Réflexion sur le grade de Compagnon dans le Régime rectifié
Roger Dachez
(Tenue du 25 avril 2019)
Dans ce Régime, le grade de Compagnon, s’il conserve les invariants universels de la Maçonnerie, acquiert une consistance particulière. Pour l’expliquer il est nécessaire de savoir comment le grade de compagnon s’est constitué et individualisé au cours du XVIIIe siècle.
Avant les années 1720, la Maçonnerie est en 2 étapes : 1. Apprenti ; 2. Compagnon ou Maître. C’est en 1730 qu’un système en 3 grades apparaît au grand jour. Or, comme c’est l’ancien « grade » ou étape de compagnon ou Maître qui sert de base au grade de Maître, le vrai nouveau grade de ce système est celui de Compagnon qui ne conserve plus qu’un contenu simple quoique fondamental : la lettre B et la lettre G ou God au centre de l’étoile flamboyante.

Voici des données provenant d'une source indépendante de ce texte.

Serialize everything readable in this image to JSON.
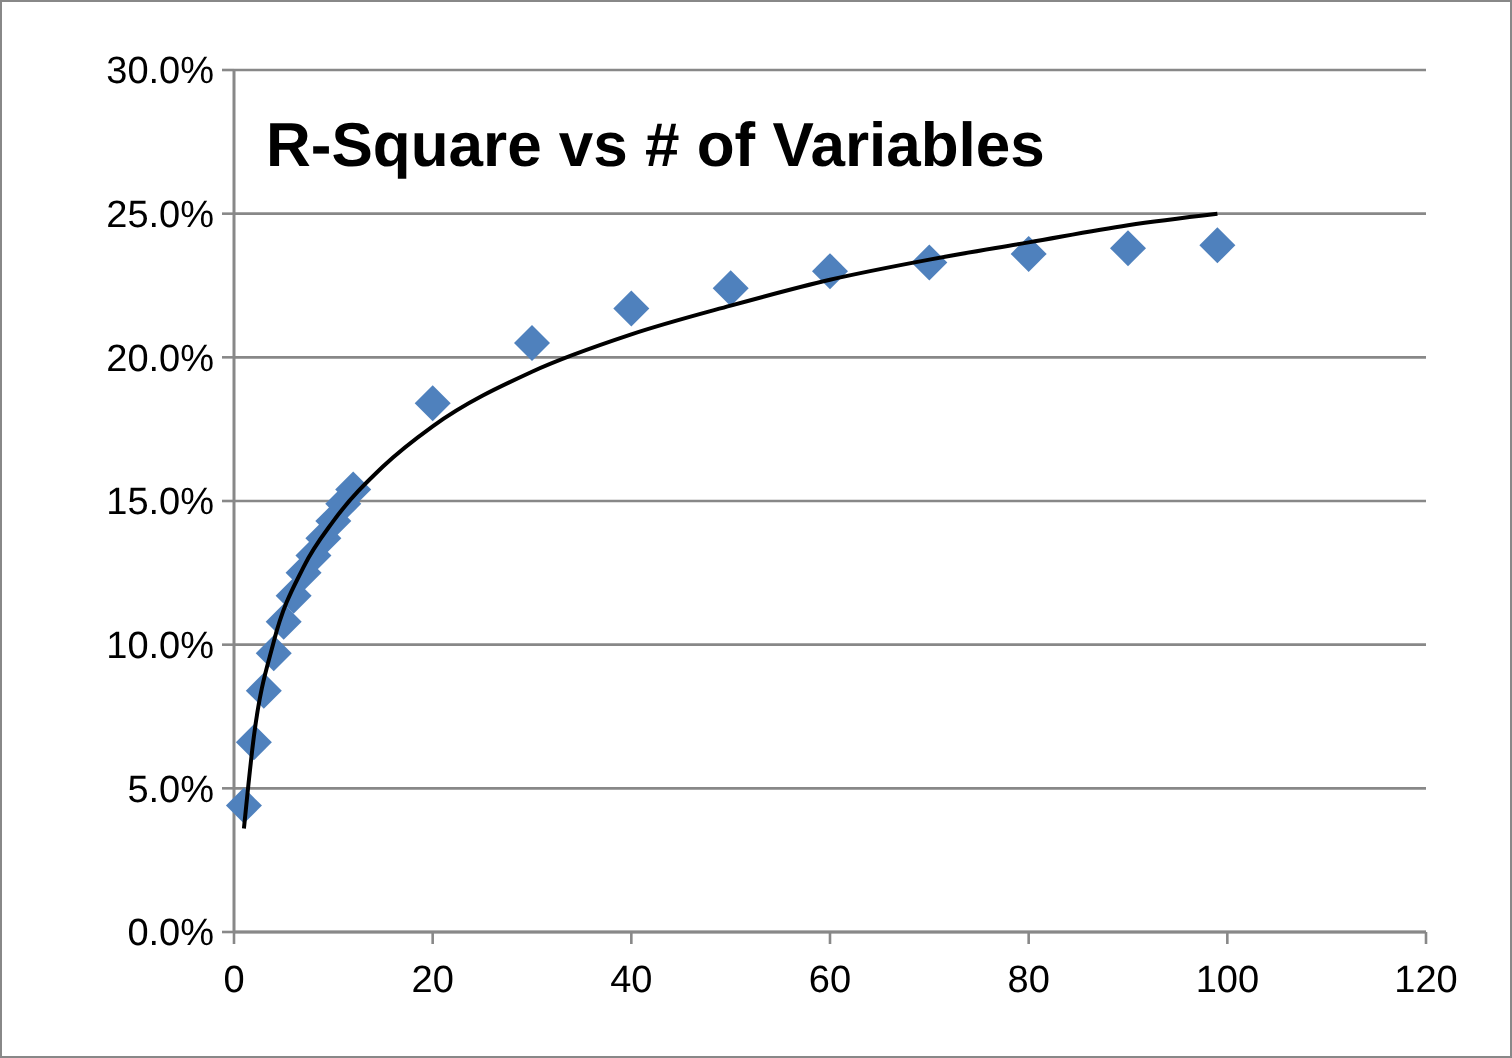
{
  "chart_data": {
    "type": "scatter",
    "title": "R-Square vs # of Variables",
    "xlim": [
      0,
      120
    ],
    "xticks": [
      0,
      20,
      40,
      60,
      80,
      100,
      120
    ],
    "ylim": [
      0,
      30
    ],
    "yticks": [
      {
        "value": 0,
        "label": "0.0%"
      },
      {
        "value": 5,
        "label": "5.0%"
      },
      {
        "value": 10,
        "label": "10.0%"
      },
      {
        "value": 15,
        "label": "15.0%"
      },
      {
        "value": 20,
        "label": "20.0%"
      },
      {
        "value": 25,
        "label": "25.0%"
      },
      {
        "value": 30,
        "label": "30.0%"
      }
    ],
    "grid": "y",
    "series": [
      {
        "color": "#4f81bd",
        "marker": "diamond",
        "x": [
          1,
          2,
          3,
          4,
          5,
          6,
          7,
          8,
          9,
          10,
          11,
          12,
          20,
          30,
          40,
          50,
          60,
          70,
          80,
          90,
          99
        ],
        "values": [
          4.4,
          6.6,
          8.4,
          9.7,
          10.8,
          11.7,
          12.5,
          13.1,
          13.7,
          14.3,
          14.9,
          15.4,
          18.4,
          20.5,
          21.7,
          22.4,
          23.0,
          23.3,
          23.6,
          23.8,
          23.9
        ]
      },
      {
        "type": "line",
        "color": "#000000",
        "marker": "none",
        "line_style": "solid",
        "x": [
          1,
          2,
          4,
          7,
          10,
          15,
          20,
          30,
          40,
          50,
          60,
          70,
          80,
          90,
          99
        ],
        "values": [
          3.6,
          6.8,
          10.1,
          12.7,
          14.3,
          16.2,
          17.6,
          19.5,
          20.8,
          21.8,
          22.7,
          23.4,
          24.0,
          24.6,
          25.0
        ]
      }
    ]
  }
}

Dans les décennies 1730-1750 le grade de Compagnon n’est pas séparé de celui d’Apprenti et est délivré dans la même soirée.
C’est à partir des décennies suivantes, 1760-1780, qu’il commence à s’individualiser de manière très diverses selon les rites en cours de constitution. Le grade se structure principalement autour d’éléments pseudo-opératifs où le symbolisme des outils s’en donne à cœur-joie.
Le régime Rectifié propose un projet original en donnant au grade une thématique spécifique autour du miroir et de la connaissance de soi-même. Le miroir est l’instrument qui permet de se regarder tel qu’on est dans la perspective d’un changement radical. En cela le grade de compagnon rectifié s’inscrit dans la suite du précédent où le candidat a appris qu’après la Chute, l’Homme a perdu la ressemblance divine : il est défiguré et difforme tout en gardant, heureusement, un faible rayon de la lumière originelle. Le grade de compagnon l’invite donc à retrouver cette image de Dieu, toujours présente en lui, inamissible i.e. qu’on ne peut perdre, pour tenter d’y ressembler à nouveau. Comme apprenti le candidat reçoit symboliquement la lumière, comme compagnon il apprend qu’il doit aller à la recherche de Dieu comme nous y invite le début du prologue de l’Evangile de Jean : « Au commencement était le Verbe, et le Verbe était Dieu ». C’est le programme spirituel que nous propose le régime rectifié. Les Instructions nous apprennent que le premier grade est celui du commencement des choses et le deuxième celui de la durée des choses, grade dans lequel le Maçon rectifié parcourt emblématiquement, symboliquement, sa vie maçonnique pour retrouver ce qui a été perdu. Il y a une redistribution symbolique de la vie de l’homme à travers ces grades et c’est le travail fondamental auquel la Maçonnerie rectifiée invite le candidat. Ainsi le grade de Compagnon prend une dimension essentielle dans le Régime et éclaire le projet de vie véhiculé par la Maçonnerie.
Au cours de la discussion qui suit les Frères insistent sur quelques moments forts de la cérémonie de passage : les voyages qui évoquent une progression par rapport au 1er grade ; le miroir ; les pas qui donnent une idée de l’immensité du chemin à parcourir.
Ils notent la cohérence du régime d’un grade l’autre et le fait qu’il redonne une vraie épaisseur au grade de Compagnon, un caractère élevé sans équivalent dans les autres systèmes maçonniques.
Le rituel d’ouverture du grade de Compagnon annonce le programme, la connaissance de soi-même, et la méthode : la raison qui nous instruit comme le veut la condition humaine ; la religion, i.e. le christianisme, qui nous perfectionne, c’est-à-dire, au sens du XVIIIe siècle, nous conduit vers la perfection i.e. Dieu lui-même qui en est l’emblème ; l’univers nous en présente le tableau à méditer.
Sur le caractère chrétien de la Maçonnerie en général et rectifiée en particulier, il faut insister sur le fait que la perspective maçonnique n’est pas la même que celle des églises : les églises enseignent, délivrent des sacrements, etc.; la maçonnerie se concentre sur le dénominateur commun à tous les chrétiens sans être elle-même une religion et insiste sur ce qui réunit et non sur ce qui sépare, comme Willermoz l’espérait. En somme c’est une fraternité opérante, des principes mis en œuvre, une utopie en voie de réalisation. C’est l’universalité maçonnique, image de l’univers.